Ci segnalano i nostri contatti una serie di articoli sulla sanificazione delle mascherine, nonché post virali liberamente tratti da siti di amministrazioni comunali.
Chiariamoci: solo un mese fa probabilmente vi avremmo detto di astenervi. Ma un mese fa, in periodo di Pandemia, è la distanza grossomodo tra il Mesozoico e l’età Moderna. È un tempo incredibilmente lungo, e le mascherine sono diventati un bene di cui c’è estrema penuria.
La motivazione fornita fu che
SI È IN ATTESA DELL’AVVIO DI PROVE TECNICHE SPECIFICHE PER VALUTARE L’APPLICABILITÀ E LE EVENTUALI LIMITAZIONI NEI CASI DI EMERGENZA COME QUELLO ATTUALE. QUESTO STABILIMENTO AVRA’ CURA COMUNICARE IMMEDIATAMENTE EVENTUALI NOVITA’ IN MERITO.
E per il resto potrete rivolgervi al citato articolo.
E sappiamo anche che, dal punto di vista tecnico, le mascherine servono assai più ai medici, in prima linea contro la malattia, ai soccorritori ed alle Forze dell’Ordine, costretti a sottrarsi alla sicurezza delle loro case per la sicurezza altrui, che a noi semplici utenti.
Se è fuori da ogni dubbio che un medico non può e non deve ridursi a sanificare le mascherine, l’utente domestico che le indossa solamente per andare a fare la spesa, e per trattenere starnuti e sputacchi quantomeno eviterà di “razziare” una risorsa sempre più preziosa.
Le Università di Pisa e Firenze stanno studiando ancora adesso corretti protocolli per la disinfezione delle Mascherine, ricordando che la stessa non può essere effettuata all’infinito e non può “rigenerare” una mascherina danneggiata
“Studiando la letteratura scientifica – continua De Maria – emerge chiaramente che alcuni metodi di sterilizzazione rischiano di alterare le proprietà di filtrazione e la capacità della maschera di aderire al volto, cosa che è fondamentale per la protezione degli operatori. Si stanno dunque valutando trattamenti a bassa temperatura e non aggressivi per i materiali polimerici che compongono la maschera. Ma esistono vari tipi di mascherine, fatte di materiali molto diversi, quindi è opportuno mettere a punto trattamenti che possano essere efficaci su tutte quante e non solo su alcune di esse”. Inoltre, conclude De Maria, “Non esistono, ad oggi, indicazioni dei fabbricanti per la risterilizzazione delle mascherine. La nostra sfida è coinvolgere altri esperti nel nostro team di ricerca tramite la piattaforma UBORA e sperimentare questo nuovo approccio il prima possibile, così da poter essere d’aiuto a medici e pazienti”.
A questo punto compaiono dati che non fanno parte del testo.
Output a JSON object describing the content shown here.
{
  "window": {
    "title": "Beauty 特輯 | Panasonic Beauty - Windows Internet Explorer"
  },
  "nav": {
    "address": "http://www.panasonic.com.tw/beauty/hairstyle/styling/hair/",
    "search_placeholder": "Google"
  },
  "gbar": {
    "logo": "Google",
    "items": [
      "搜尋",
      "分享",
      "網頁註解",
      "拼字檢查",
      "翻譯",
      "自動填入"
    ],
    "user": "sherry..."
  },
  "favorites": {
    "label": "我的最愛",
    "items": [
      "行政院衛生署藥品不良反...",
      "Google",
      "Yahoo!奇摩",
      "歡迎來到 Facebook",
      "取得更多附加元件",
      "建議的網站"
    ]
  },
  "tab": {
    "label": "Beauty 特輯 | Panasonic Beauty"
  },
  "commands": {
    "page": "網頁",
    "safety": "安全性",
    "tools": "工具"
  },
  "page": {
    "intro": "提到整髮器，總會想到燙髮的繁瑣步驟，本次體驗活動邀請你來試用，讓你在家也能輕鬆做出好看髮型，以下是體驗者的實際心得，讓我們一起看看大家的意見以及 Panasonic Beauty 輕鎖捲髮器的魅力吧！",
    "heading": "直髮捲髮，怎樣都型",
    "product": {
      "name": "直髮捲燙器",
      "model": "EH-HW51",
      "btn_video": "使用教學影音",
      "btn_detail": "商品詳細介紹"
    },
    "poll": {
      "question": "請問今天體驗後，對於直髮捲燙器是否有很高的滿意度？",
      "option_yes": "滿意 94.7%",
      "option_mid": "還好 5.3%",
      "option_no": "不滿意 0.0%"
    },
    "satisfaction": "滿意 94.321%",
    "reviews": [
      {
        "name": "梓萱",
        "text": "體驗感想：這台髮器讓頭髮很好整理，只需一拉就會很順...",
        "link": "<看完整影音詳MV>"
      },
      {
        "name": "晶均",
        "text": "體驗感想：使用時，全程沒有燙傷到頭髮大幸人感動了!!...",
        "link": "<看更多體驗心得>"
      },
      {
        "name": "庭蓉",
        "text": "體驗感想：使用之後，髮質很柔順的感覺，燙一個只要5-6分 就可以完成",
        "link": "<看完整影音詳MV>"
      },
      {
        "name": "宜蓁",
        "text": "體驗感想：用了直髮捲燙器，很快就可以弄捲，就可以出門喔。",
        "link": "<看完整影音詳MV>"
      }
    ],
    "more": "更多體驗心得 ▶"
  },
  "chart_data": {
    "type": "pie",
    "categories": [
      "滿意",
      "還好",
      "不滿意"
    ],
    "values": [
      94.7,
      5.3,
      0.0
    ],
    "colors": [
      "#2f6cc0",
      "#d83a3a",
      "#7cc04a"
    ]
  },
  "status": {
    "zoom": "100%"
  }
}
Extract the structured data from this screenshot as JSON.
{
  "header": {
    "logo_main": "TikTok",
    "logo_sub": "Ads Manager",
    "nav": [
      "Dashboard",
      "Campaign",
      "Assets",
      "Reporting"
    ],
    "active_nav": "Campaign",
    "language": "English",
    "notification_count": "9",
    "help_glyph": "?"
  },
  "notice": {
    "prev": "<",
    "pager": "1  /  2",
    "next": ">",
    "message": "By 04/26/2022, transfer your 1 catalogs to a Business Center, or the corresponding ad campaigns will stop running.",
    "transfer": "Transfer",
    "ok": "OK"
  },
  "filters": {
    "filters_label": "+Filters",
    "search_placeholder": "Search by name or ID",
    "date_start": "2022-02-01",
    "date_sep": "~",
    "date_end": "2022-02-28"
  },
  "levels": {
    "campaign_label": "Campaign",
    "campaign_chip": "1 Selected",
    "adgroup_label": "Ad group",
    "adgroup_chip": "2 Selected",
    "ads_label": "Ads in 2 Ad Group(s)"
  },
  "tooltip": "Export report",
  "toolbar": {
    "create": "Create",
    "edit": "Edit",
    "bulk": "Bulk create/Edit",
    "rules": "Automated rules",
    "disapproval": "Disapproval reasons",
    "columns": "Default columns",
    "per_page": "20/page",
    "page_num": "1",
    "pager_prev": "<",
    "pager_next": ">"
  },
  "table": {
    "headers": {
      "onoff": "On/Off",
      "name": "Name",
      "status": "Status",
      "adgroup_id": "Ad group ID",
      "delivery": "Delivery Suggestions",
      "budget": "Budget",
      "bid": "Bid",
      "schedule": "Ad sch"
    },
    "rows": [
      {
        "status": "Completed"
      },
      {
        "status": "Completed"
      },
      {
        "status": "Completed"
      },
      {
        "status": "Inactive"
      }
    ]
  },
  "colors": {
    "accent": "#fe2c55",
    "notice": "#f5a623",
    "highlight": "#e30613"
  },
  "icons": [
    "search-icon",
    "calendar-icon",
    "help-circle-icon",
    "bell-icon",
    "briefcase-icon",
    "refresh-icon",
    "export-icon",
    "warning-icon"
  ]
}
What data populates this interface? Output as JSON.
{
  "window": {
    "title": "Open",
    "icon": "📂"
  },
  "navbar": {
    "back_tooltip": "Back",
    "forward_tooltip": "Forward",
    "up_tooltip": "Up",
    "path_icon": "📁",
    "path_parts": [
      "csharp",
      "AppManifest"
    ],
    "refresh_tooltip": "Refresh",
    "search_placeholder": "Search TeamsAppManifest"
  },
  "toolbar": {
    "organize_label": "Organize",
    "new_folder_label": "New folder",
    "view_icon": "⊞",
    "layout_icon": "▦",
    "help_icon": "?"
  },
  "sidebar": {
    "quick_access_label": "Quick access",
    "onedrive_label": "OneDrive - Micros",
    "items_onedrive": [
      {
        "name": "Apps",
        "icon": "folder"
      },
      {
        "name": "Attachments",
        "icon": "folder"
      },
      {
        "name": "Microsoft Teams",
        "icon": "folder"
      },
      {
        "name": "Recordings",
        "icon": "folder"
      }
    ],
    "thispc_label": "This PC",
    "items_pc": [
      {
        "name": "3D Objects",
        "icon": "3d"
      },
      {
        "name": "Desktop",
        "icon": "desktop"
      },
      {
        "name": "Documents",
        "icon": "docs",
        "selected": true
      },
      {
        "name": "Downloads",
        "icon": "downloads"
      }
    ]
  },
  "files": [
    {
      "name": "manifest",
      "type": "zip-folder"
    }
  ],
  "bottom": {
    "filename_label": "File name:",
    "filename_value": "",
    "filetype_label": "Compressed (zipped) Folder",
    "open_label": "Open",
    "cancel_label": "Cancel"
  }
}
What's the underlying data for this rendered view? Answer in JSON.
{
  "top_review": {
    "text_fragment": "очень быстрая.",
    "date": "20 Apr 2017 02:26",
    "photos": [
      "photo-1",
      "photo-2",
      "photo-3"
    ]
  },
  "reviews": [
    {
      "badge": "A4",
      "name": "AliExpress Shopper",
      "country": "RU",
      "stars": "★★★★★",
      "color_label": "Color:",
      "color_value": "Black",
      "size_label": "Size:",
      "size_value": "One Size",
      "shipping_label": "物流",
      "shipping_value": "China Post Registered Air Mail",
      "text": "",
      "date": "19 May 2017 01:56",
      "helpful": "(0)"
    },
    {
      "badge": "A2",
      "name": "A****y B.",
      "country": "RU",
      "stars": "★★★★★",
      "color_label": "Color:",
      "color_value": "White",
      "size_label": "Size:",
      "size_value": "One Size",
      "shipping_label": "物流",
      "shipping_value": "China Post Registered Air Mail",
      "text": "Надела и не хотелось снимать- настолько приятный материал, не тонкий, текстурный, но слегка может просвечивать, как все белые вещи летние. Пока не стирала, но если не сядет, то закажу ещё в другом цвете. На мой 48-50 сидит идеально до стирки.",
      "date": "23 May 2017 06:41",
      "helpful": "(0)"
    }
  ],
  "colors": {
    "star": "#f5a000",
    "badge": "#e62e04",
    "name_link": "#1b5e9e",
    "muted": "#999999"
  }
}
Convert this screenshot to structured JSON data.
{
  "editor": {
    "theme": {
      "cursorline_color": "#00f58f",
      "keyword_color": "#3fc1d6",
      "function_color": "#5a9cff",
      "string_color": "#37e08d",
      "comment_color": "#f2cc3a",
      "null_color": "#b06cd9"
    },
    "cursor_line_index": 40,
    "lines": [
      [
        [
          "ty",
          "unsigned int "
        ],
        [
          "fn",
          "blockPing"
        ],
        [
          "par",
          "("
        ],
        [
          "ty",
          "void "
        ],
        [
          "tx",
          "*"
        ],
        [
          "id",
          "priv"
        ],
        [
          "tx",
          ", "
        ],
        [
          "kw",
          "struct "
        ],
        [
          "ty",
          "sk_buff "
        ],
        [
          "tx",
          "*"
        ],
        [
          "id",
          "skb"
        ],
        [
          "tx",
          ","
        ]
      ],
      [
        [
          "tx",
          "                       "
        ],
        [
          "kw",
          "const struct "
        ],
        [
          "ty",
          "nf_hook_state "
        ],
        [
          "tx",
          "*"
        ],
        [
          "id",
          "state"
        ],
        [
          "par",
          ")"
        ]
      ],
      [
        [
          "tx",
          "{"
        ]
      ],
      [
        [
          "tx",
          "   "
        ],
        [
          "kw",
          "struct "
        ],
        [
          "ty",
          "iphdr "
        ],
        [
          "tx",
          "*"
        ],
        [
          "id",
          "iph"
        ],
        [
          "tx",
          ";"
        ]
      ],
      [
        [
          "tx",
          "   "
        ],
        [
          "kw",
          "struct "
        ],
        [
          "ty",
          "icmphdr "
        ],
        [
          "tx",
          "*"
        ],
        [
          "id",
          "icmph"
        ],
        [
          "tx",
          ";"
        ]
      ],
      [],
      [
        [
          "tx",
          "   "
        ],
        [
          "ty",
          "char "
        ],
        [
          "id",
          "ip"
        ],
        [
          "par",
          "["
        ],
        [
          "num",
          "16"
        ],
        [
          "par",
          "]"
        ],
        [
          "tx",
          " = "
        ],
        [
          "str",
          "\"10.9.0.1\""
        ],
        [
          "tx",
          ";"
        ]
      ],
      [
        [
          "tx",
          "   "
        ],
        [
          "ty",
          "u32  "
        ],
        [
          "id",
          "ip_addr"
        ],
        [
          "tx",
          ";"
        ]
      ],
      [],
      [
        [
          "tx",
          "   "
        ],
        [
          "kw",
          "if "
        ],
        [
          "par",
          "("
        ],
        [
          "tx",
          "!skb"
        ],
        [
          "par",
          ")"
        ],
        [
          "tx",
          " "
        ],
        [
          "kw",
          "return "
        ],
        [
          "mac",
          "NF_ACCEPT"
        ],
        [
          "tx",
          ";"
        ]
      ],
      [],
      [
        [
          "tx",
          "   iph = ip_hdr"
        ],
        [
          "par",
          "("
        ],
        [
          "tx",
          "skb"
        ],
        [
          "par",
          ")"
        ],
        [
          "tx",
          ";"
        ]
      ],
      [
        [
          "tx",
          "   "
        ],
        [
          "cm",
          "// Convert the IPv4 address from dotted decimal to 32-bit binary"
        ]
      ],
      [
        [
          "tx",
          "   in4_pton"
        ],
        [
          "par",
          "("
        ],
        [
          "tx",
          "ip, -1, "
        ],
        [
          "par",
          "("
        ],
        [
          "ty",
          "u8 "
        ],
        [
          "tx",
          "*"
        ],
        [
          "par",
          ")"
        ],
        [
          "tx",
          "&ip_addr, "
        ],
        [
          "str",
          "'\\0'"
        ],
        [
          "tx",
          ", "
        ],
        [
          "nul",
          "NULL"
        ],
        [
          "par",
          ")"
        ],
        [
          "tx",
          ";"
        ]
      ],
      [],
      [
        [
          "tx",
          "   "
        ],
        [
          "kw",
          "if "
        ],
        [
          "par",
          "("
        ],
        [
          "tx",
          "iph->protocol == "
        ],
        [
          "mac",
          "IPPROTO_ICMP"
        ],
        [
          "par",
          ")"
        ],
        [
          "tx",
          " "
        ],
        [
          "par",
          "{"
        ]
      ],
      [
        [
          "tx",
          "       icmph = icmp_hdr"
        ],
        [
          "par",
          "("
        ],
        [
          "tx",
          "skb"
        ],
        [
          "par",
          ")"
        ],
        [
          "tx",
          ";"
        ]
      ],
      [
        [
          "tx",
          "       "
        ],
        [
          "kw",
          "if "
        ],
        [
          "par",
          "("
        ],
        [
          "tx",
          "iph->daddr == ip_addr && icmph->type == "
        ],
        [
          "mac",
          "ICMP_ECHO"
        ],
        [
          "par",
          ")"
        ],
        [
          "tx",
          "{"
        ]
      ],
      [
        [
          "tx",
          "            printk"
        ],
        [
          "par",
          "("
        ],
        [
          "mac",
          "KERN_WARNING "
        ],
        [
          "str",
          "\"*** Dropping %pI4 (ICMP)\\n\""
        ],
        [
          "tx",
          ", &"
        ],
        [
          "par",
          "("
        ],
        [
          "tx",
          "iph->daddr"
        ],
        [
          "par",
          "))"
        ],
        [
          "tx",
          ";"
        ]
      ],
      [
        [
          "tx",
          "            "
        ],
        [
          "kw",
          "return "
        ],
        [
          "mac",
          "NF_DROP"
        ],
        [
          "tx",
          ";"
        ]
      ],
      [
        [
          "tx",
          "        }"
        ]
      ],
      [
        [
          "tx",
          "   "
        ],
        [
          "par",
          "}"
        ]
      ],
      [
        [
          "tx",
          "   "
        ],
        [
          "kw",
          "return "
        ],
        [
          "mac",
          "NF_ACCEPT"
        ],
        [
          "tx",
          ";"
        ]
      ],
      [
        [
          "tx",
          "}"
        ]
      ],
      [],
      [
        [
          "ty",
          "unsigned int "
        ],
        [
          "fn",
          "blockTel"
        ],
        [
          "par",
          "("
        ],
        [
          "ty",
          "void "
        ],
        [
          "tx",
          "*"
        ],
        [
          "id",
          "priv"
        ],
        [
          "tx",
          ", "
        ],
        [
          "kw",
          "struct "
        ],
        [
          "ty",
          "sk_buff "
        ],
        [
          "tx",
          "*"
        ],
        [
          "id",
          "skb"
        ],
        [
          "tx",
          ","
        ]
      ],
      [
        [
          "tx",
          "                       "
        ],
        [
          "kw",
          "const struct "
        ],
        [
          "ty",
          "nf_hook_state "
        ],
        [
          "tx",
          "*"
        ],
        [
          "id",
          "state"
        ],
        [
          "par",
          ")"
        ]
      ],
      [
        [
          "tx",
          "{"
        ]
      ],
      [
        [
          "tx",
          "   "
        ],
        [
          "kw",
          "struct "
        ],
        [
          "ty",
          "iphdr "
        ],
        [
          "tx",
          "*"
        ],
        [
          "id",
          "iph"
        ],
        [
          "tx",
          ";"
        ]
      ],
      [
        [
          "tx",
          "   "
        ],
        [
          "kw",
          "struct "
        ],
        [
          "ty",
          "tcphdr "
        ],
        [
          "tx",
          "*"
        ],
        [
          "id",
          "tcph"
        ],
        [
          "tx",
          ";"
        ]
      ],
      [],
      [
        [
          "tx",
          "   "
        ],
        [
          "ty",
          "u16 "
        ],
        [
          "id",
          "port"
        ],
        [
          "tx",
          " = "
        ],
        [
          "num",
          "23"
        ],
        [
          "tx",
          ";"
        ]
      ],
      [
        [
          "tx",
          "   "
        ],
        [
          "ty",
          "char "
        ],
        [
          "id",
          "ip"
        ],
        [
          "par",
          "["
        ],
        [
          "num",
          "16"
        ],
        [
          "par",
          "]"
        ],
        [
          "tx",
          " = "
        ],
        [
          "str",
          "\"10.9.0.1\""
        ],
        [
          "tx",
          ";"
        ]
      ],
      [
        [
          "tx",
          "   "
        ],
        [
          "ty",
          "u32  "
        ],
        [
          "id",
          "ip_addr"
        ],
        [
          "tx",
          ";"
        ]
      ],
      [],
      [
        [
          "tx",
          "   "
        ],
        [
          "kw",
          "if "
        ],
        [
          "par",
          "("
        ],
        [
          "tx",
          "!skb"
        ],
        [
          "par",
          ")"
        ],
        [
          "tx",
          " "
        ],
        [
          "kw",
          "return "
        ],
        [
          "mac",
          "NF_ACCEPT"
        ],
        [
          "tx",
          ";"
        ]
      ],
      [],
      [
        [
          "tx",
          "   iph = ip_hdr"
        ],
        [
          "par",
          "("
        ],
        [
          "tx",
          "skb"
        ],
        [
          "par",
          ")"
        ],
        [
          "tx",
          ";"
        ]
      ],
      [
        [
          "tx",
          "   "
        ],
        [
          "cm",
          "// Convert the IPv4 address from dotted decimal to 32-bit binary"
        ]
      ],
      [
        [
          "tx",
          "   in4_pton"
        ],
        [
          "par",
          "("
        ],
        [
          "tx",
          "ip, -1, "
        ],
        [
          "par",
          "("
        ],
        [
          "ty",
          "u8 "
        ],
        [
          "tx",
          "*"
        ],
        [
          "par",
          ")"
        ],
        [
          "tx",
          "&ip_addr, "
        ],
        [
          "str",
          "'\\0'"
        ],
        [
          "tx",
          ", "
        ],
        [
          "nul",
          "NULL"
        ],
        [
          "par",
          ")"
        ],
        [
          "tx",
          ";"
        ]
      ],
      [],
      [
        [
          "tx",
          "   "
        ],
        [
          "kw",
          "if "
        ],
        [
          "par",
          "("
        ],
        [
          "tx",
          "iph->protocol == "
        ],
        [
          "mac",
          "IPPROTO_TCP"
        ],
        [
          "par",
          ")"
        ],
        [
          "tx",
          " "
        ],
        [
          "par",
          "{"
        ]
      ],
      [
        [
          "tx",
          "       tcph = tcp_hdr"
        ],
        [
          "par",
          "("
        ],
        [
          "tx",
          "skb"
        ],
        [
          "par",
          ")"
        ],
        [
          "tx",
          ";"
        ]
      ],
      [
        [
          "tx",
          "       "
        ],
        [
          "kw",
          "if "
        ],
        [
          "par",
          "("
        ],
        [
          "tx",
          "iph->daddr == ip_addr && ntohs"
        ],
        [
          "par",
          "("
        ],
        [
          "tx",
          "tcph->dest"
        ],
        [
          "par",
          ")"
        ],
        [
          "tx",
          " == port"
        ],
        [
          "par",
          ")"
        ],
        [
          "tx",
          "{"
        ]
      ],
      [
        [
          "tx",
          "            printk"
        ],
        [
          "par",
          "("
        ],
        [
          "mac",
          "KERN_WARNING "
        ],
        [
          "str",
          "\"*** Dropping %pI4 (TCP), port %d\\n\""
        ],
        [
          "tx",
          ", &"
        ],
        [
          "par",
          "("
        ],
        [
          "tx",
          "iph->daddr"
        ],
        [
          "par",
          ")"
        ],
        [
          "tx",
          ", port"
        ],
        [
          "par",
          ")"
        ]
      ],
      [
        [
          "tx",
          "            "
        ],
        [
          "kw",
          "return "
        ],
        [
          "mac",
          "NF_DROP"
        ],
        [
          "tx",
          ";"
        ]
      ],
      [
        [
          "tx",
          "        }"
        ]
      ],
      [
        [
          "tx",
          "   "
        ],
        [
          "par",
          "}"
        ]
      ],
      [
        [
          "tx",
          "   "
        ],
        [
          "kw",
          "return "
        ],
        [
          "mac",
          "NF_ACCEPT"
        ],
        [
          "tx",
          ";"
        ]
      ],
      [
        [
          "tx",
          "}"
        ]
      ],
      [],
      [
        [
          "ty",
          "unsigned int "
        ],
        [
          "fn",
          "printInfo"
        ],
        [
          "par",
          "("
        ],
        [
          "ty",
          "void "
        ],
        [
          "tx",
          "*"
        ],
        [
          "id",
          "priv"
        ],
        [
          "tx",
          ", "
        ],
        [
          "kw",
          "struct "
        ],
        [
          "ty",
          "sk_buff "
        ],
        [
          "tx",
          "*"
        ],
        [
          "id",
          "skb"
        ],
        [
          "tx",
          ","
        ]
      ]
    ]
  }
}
Ci sono insomma più mascherine in cielo e in terra di stelle nel cielo e cose nella filosofia di Orazio, l’amico di Amleto.
Per la semplice mascherina di garza o tessuto non-tessuto da molti ritenuta necessaria per far compere, basterà seguire le istruzioni date da ANSA: spruzzare con alcol a 70% la superficie, lasciandola evaporare, maneggiando la preziosa mascherina con le mani ben pulita ed evitare di inzupparla.
Eviteremmo in assoluto di seguire tutte le catene che consigliano di “ammollare” le mascherine in misture di candeggina o comunque raccomandano forme di “inzuppamento” profondo. Proprio perché molte mascherine di “tessuto non tessuto” ed autocostruite (ad esempio quelle ottenute cucendo fogli di carta da forno tra sottili strati di tessuto), ove inzuppate e lasciate a mollo in mastelli d’acqua e detergente accelererebbero la loro degradazione.
Insomma, comprendiamo il bisogno per il cittadino comune (che non è un medico, non può essere un medico: un medico non dovrebbe ridursi al riciclo di un presidio essenziale) di mantenere le proprie mascherine il più a lungo possibile, ma raccomandiamo, in assenza di dati certi che arriveranno, di attenersi al semplice uso di una nebulizzazione con alcol e giammai per operazioni in cui si prevede il contatto con malati o situazioni critiche.